Magic was a rougher, cheaper currency than we’d thought, the city a great living library of secret mystics, civilians with ancient knowledge embedded in their bones. We riffled their pages in search of information: tantalizing scraps of shtetl magic gleaned from a Rogers Park stoop sitter; a cracklingly uncanny Norwegian jumping rhyme recited by a waitress in Andersonville; a hair-raising anecdote about effigy magic teased out of a West African cabbie. It was good to be reminded magic had denser, older thickets than the occultist’s book.

We pulled away from Marion. But she was pulling away from us, too. There was no blowup, just a slackening. After the love spell we heard from her less and less, then not at all for days. She started skipping fish-shop shifts. We’d made up our minds to go to her house to check on her when she came to find us first.

She showed up at the shop in a faded black dress and a copper cuff stuck with a hunk of raw citrine. There was a new edge to her, a bad radiance. Something had changed since we’d seen her last, and she looked all at once like the witch she wanted to be: famished and startling.

We thought she’d ask what we’d been up to, but instead she went on and on about a ritual given to her by the occultist’s book, meant to increase the body’s magical potency: the strength of your blood, urine, spit, nails, all the cheap ingredients you can harvest from yourself. Her bag clanked with hellish-looking roots steeped in dirty city rain, the teas she fed herself in place of food. Her skin smelled piney and metallic.

And there was something else, she said. Something she had to show us.

Neither of us wanted to go. We’d been up late the night before, dealing with my dad, and were brittle with exhaustion. But when we got off work we trailed her to the bus stop anyway.

It was late August and the vibe among us was as suffocating as the weather. When we got off the bus we didn’t go to her parents’ house. She led us through campus instead, past university buildings and green spaces so verdant they felt sinister, to a Disneyland downtown of shops.

We stopped in front of one of those Clark and Belmont–type places where wannabe witches shopped: blown glass pipes and cheap fetishwear, jewelry embedded with fake lapis or mother of pearl. It had the dorkiest name—’Twixt and ’Tween—and I felt embarrassed going inside, because the cool record shop boys from next door were on the pavement having a cigarette.

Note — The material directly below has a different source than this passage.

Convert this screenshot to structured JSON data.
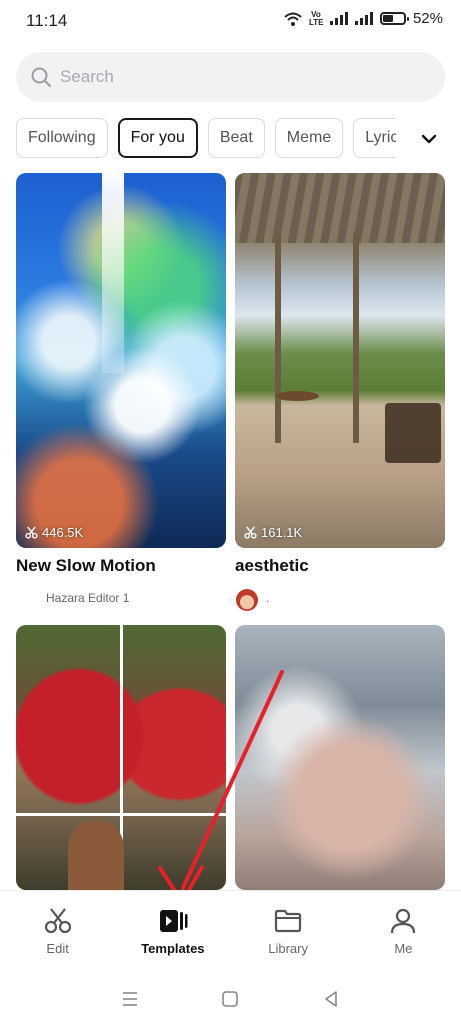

The shop smelled like sandalwood and was stuffed with stuff, one-hitters and hesher tees and tie-dyed wall hangings. Then a woman came out from the back and wrapped Marion in her arms. “Hey, pretty girl.”

She was a white woman in her late twenties, I’d guess, but she vibed like an old punk. Her skin was sunbaked hardpan, her eyes a quartz blue. She had a dandelion of black hair and triangles and stars tattooed over the backs of her hands. She didn’t look at Fee or me. Still holding Marion, she said, “Did you bring the book?”

Fee and I glanced narrowly at each other as Marion fished around in her bag, then took out the occultist’s book. The woman laughed softly, hands up like Marion might give it to her. When she didn’t, the woman finally looked at me and Fee.

“So this is your coven.”

I ticked my chin at her. “Who’s she? Why are we in her crappy store?”

The woman laughed again, but Marion tensed. The cords in her neck were unnerving. “This is Sharon. She’s another practitioner.”

“You can say witch, honey.” Sharon tongued her lip ring. “It’s not a bad word.”

“It’s limiting, though,” Marion said earnestly. Always so humorless around magic, all her borders down. “We’re more than that. I want to be more than that. Don’t you?”